Just four days before the start of early voting on Monday for the May 20 general primary, eight candidates made a push for votes at the annual League of Women Voters of the Dalton Area picnic Thursday night.
“I want to thank the League for having us here tonight,” said Ebeth Edwards, who is challenging state Rep. Steve Tarvin of Chickamauga in the Republican primary for state House of Representatives District 2. The event was at the Dalton-Whitfield Senior Center.
About 40 people from across northwest Georgia got a chance to eat and chat with many of the candidates in the primary for Whitfield County and state legislative races, as well as a nonpartisan election for a seat on the Conasauga Superior Court, which covers both Whitfield and Murray counties.
Edwards touted her years of experience in both agriculture and business. Her family has run The Sod Farm, a commercial turf-growing operation in Villanow, for some 25 years. Edwards said her key issues are using tax dollars wisely and returning more control over education to local school boards from the state.
Tarvin did not attend the event.
Whitfield County native Sarah Fields is challenging state Rep. Tom Dickson of Cohutta in the Republican primary for state House District 6. Fields said she is “irritated” by some of the things going on in Atlanta. In particular, she said, she is opposed to Common Core, an education initiative developed by the National Governors Association and the Council of Chief State School Officers.
“I want local school boards to control our children’s education, not someone in Chicago or Washington,” she said.
She said that when she is campaigning many people have expressed their concern that Common Core standards will erode local control.
“I will work to do everything I can to get Common Core out of Georgia,” she said.
Dickson was not at the picnic. League Co-President Virgelia Meek said he’d called in advance to say he would be in Pennsylvania celebrating his father’s birthday.
Three candidates are running in the nonpartisan race for Superior Court, and all boasted extensive legal experience.
Judge David Blevins, the incumbent, said he believes “in the Constitution of the United States.” He said judges should interpret the laws and the Constitution as they are written and not try to impose an ideology.

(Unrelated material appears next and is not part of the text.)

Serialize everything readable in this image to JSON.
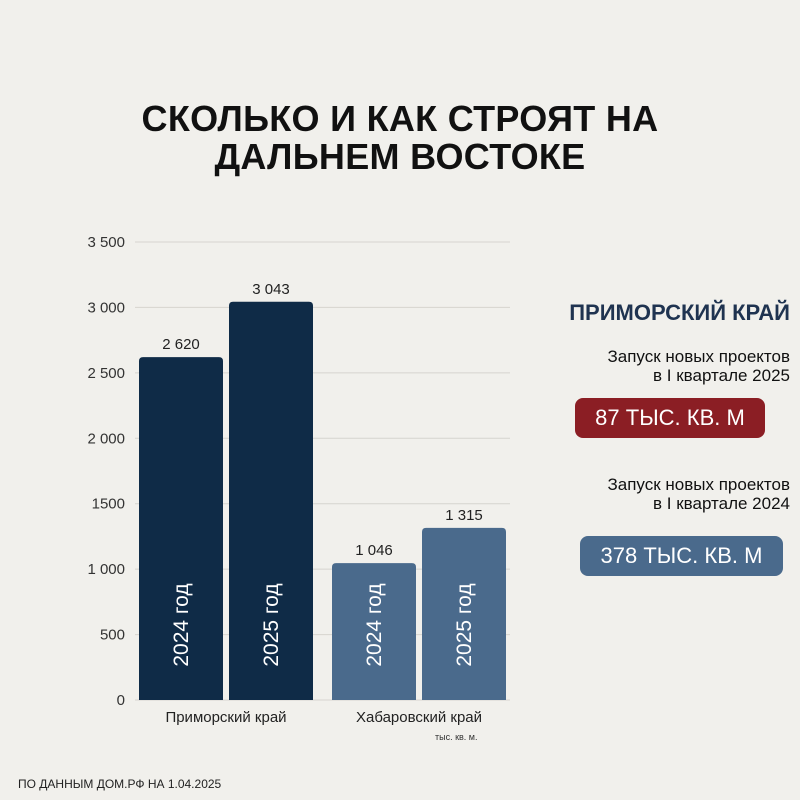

Scott Helton, a Whitfield County native, has served 18 years in the Conasauga district attorney’s office as a prosecutor. He said he has handled thousands of cases and learned how to make tough decisions.

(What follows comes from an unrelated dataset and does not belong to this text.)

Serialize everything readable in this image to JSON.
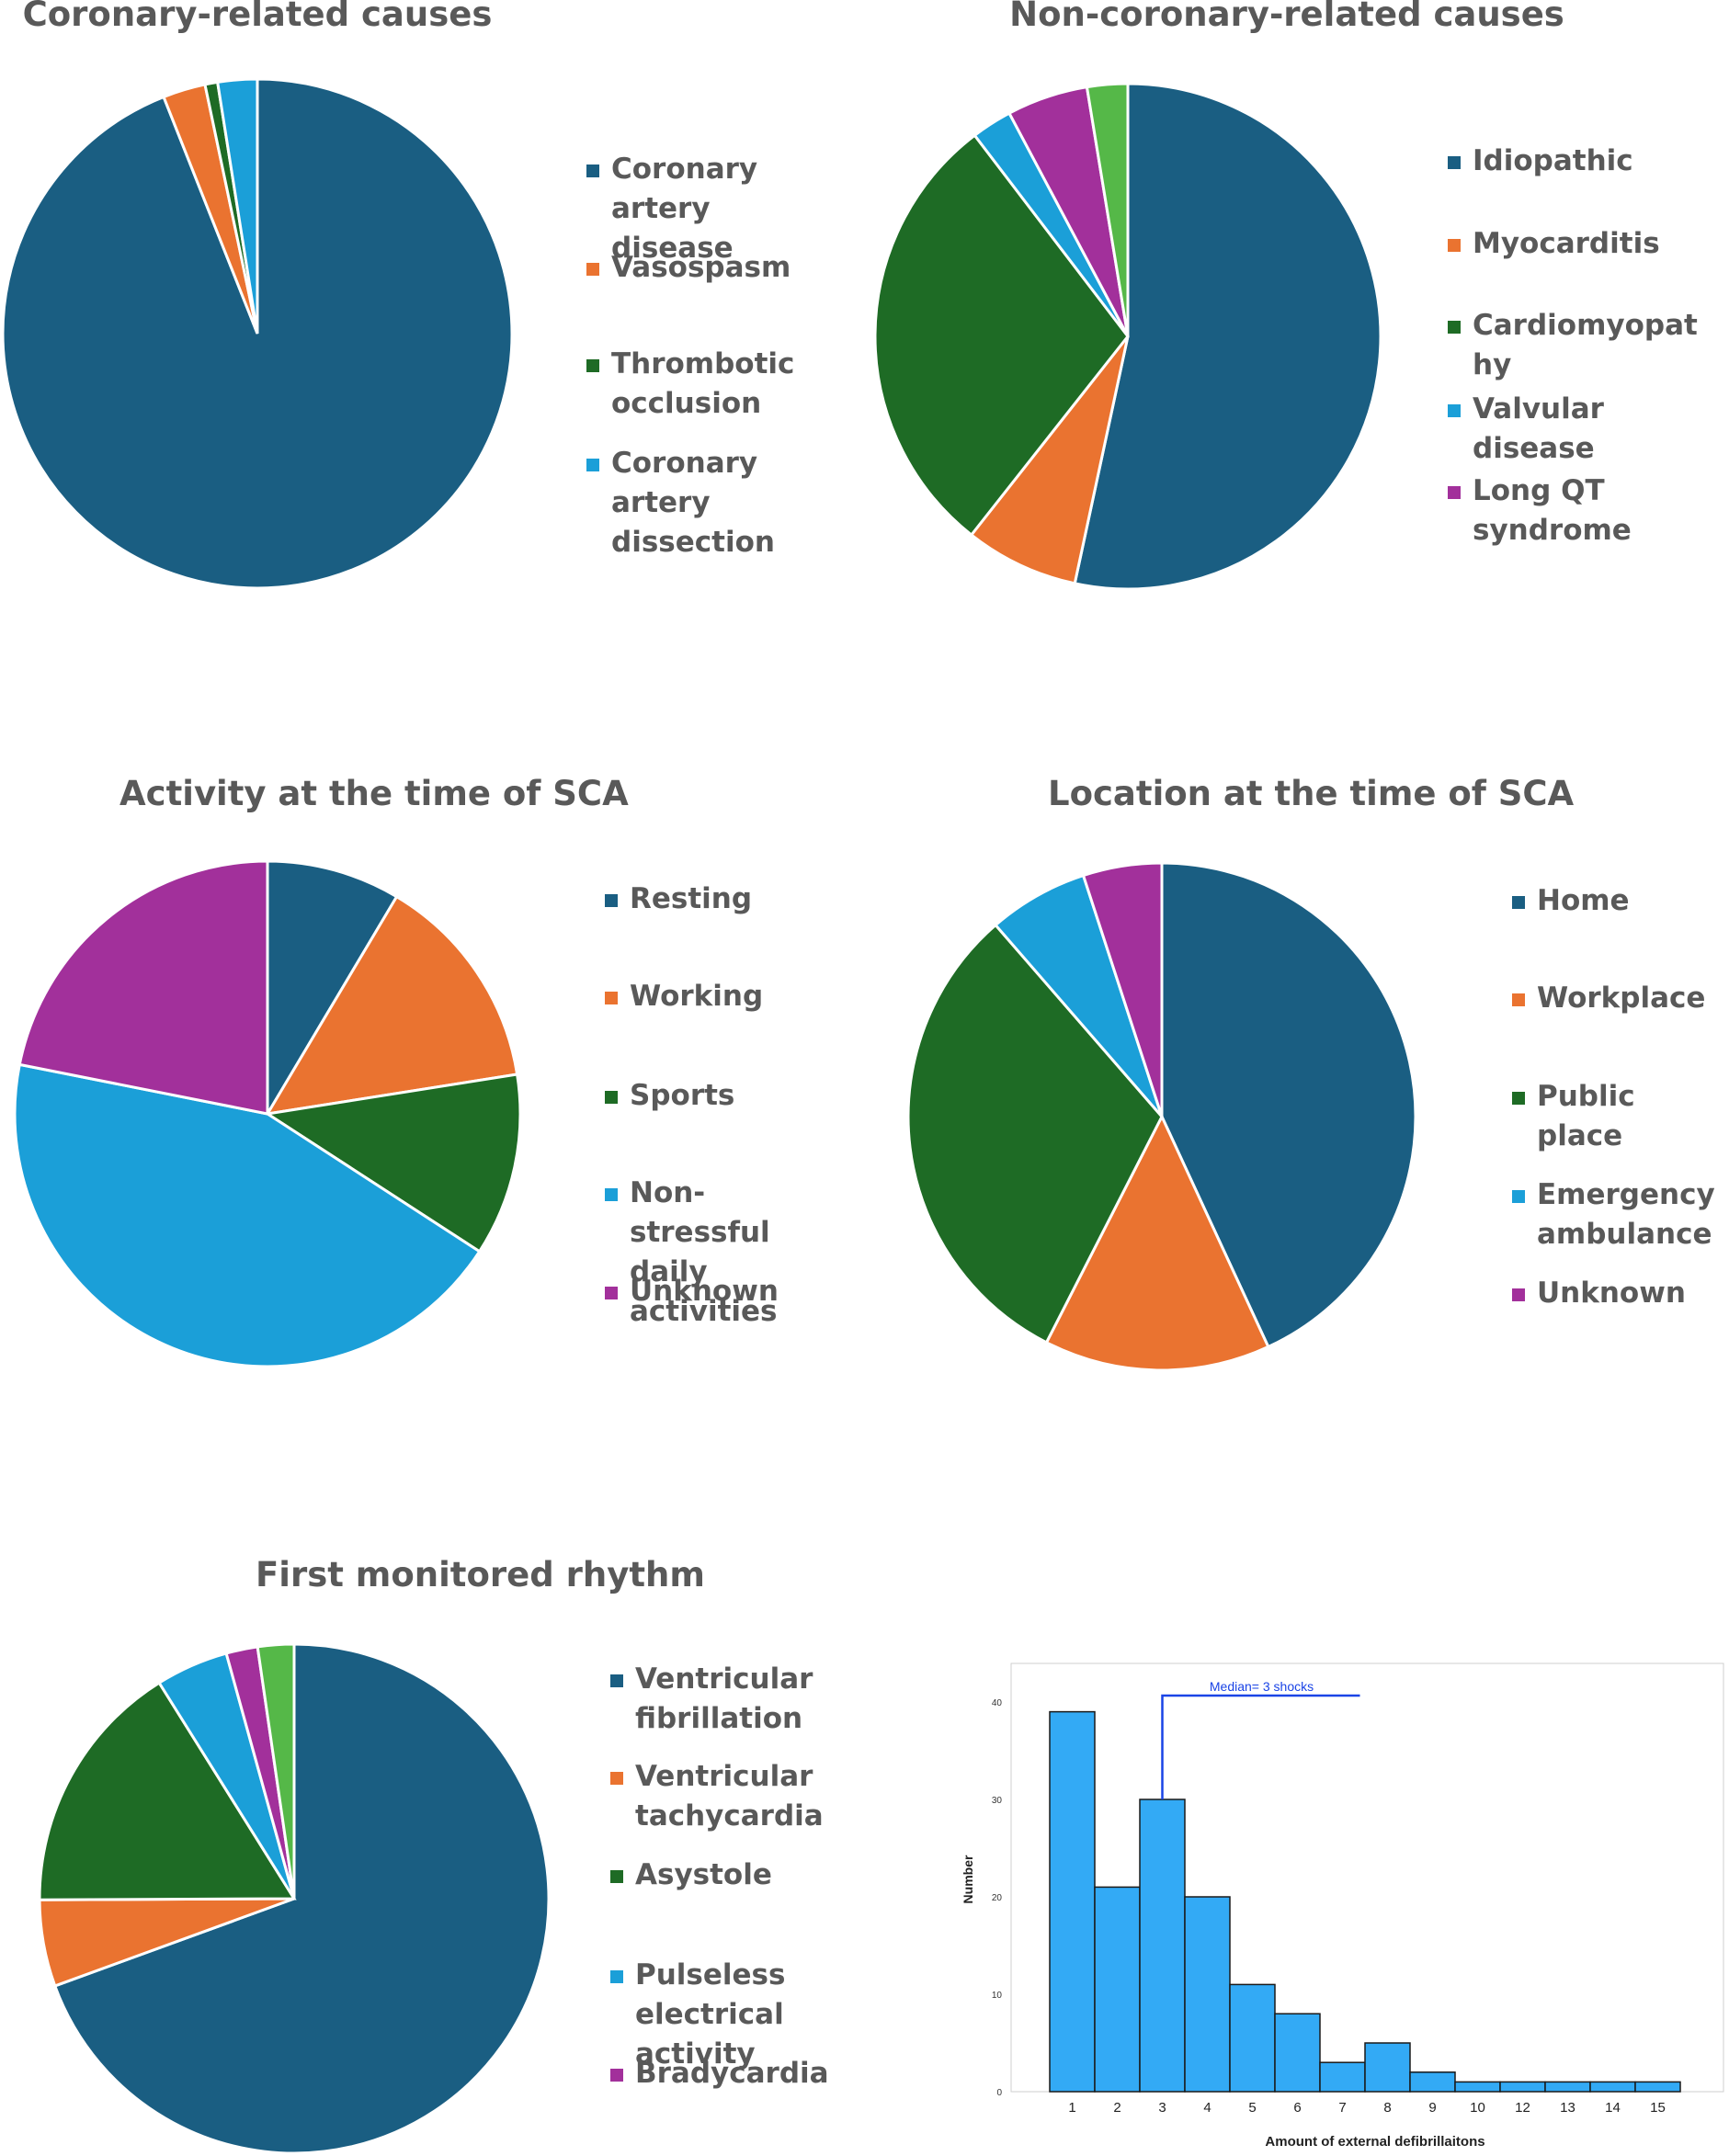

Dalton Municipal Court Judge Jim Wilbanks, who was born and raised in Murray County, said he knew since he was 9 that he wanted to be a judge and spent his life preparing for that role. In addition to serving on the Dalton court, he has also served as judge pro tem for the city of Varnell Municipal Court, associate judge for Juvenile Court in the Conasauga District, and a judge pro tem who fills in for Superior Court judges, among other posts.
Two of the four candidates for Whitfield County Board of Commissioners District 1 also spoke.
Renee Davis, a Berry College graduate and owner of Four Paws Pet Resort, said she would keep a close eye on county spending and look for ways to save taxpayers money.
“That’s something I have to do in my own business. I have to operate within a budget and make sure that I don’t waste any money,” she said.
Cody Holloway, an industrial technology teacher at Dalton High School, said that before he became a teacher he was a project manager in the carpet industry and has experience working on projects with large budgets.
“We need smaller government. We need less government. And we need efficient government,” he said.
Both Davis and Holloway are running in the Republican primary, as are Barry Robbins and Nicky Starling.
Whitfield County Board of Education member Rodney Lock said he is running for re-election because he thinks the school system is going in the right direction and he wants to help it continue to improve. He will face Jamie Johnson in the Republican primary.